Second, Hauerwas recognizes that preaching is political, part of the ongoing “politics of speech” (13). He is strongest in this point in his commitment to nonviolence, which he considers “a hallmark of the Christian way of being in the world” (145). His commitment to nonviolence even brings him to name such in a sermon at a wedding. I think this is the only wedding sermon I have ever heard where the final paragraph includes a sentence, “Terror and war do reign in our time” (127). However, instead of negating or diminishing the wedding, this statement and his way of speaking it re-contextualizes the wedding itself and makes it a sign of hope in a terrifying world.

Maybe the most humorous and enjoyable strength of Hauerwas’s way of preaching is his “criticism of the accommodation to liberal political arrangements” (145).
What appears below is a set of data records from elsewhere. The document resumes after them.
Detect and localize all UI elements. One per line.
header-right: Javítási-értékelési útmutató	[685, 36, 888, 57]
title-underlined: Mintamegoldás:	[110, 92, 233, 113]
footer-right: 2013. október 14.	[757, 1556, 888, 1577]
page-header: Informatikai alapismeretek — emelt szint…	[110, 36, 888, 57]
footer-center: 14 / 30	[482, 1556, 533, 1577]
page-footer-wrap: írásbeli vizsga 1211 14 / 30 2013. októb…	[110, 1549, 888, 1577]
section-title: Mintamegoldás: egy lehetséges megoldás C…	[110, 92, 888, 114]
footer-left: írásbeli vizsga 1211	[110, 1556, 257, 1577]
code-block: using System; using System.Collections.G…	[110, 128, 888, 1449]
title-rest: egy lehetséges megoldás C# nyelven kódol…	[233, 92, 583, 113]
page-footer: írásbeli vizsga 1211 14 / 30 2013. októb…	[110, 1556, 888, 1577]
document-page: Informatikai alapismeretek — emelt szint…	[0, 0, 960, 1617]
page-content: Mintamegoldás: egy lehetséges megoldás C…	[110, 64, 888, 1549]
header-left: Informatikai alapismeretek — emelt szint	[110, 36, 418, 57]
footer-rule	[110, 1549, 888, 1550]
This is where much of the beautiful and inviting intellectuality of his prose invests its energy, and to good effect. He wants to make “the familiar strange” (125). This is something shocking, for example, in his use of the term “moron” (73). Sometimes it is humorous: “This is clearly not a marriage made in heaven. This is clearly a marriage made in the university” (124). Sometimes it is both. This is not unrelated to the point made earlier about intelligibility. Hauerwas considers liberal politics unintelligible, and the church’s accommodation to it even more so, and so his preaching is necessarily strong on this point in order to open eyes.

This strength is also a weakness, inasmuch as Hauerwas’s portrayal of the gospel is somewhat dreadful (19) and frightening (76) in its truthfulness.